Greenwood is three-storey to the front and three-storey to the back, with rooms to the front and back being of different levels, so there are no grand interconnecting reception rooms – something buyers at this upper level of the market tend to look for.

Instead, there are two smaller rooms on either side of the front hall. On the right, there is a fine drawingroom with that bow window to the side, a tall sash to the front and a fine white marble fireplace. There is a more informal reception room on the other side.

Up a half-flight of stairs, there is the formal diningroom on one side and a large family bathroom on the other in what probably used to be a small parlour room.

Upstairs there are four good-sized, double bedrooms, one en suite, and a small single in the room over the porch. It’s likely that new owners will convert this room into an en suite or dressingroom.

Down at the garden level of this double-fronted house, the front rooms are half-basement level while the rooms to the rear are the same level as the garden.

Modern space

New owners will, most likely, do a great deal of work to the house, modernising and redecorating, just as the family who are leaving did when they moved in.

The entire basement area will be first on the agenda for reworking, not just to get better views of the back garden, but also to create a modern eat-in kitchen. The single-storey extension at the rear – there before the owners’ time and used by them as a playroom – will go.
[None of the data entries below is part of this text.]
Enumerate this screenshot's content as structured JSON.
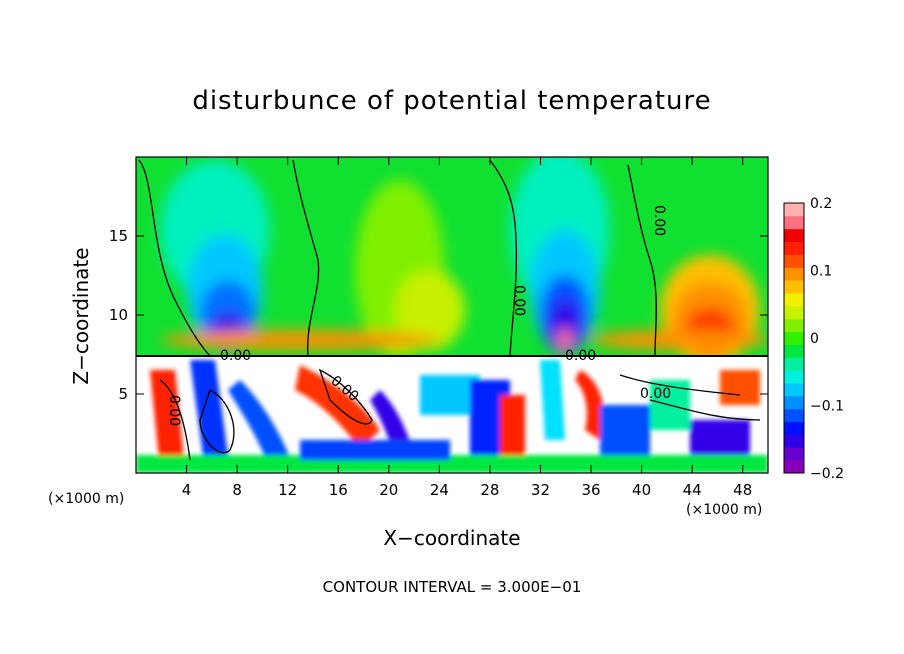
{
  "chart_data": {
    "type": "heatmap",
    "title": "disturbunce of potential temperature",
    "xlabel": "X−coordinate",
    "ylabel": "Z−coordinate",
    "x_unit": "(×1000 m)",
    "xlim": [
      0,
      50
    ],
    "ylim": [
      0,
      20
    ],
    "x_ticks": [
      4,
      8,
      12,
      16,
      20,
      24,
      28,
      32,
      36,
      40,
      44,
      48
    ],
    "x_tick_labels": [
      "4",
      "8",
      "12",
      "16",
      "20",
      "24",
      "28",
      "32",
      "36",
      "40",
      "44",
      "48"
    ],
    "y_ticks": [
      5,
      10,
      15
    ],
    "y_tick_labels": [
      "5",
      "10",
      "15"
    ],
    "colorbar": {
      "range": [
        -0.2,
        0.2
      ],
      "ticks": [
        -0.2,
        -0.1,
        0,
        0.1,
        0.2
      ],
      "tick_labels": [
        "−0.2",
        "−0.1",
        "0",
        "0.1",
        "0.2"
      ],
      "colors": [
        "#8800b8",
        "#6a00d0",
        "#3000e8",
        "#0010ff",
        "#0050ff",
        "#0090ff",
        "#00c8ff",
        "#00f0e0",
        "#00f0a0",
        "#00e840",
        "#30f000",
        "#80f000",
        "#c8f000",
        "#f0f000",
        "#ffc000",
        "#ff9000",
        "#ff5000",
        "#ff2000",
        "#f00000",
        "#ff7080",
        "#ffb0b0"
      ]
    },
    "contour_label": "0.00",
    "contour_interval_text": "CONTOUR INTERVAL = 3.000E−01",
    "colors": {
      "background": "#00e040",
      "lower_region": "#ffffff"
    }
  }
}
They won’t be short of examples of what can be done. Greenwood is one of five similar-style Victorian homes built on this stretch of Avoca Avenue, each on vast sites with coach houses and, at the time, uninterupted views of the mountains. Several have now been extended – the back garden and the wide site opening up a variety of possibilites. One, Glenheather, sold for €9.4 million in 2007 and has since been extended.

To the side and separate from Greenwood is the two-storey coach house which was renovated about 10 years ago – “swallows were nesting in it, it hadn’t a roof” says the owner. It has its own courtyard to the front. It shares the driveway with the main house, which probably means it is not suitable for rental but more likely to be used, as it is now, for additional family accommodation.

“It needs a new family,” say the owners, a little regretfully.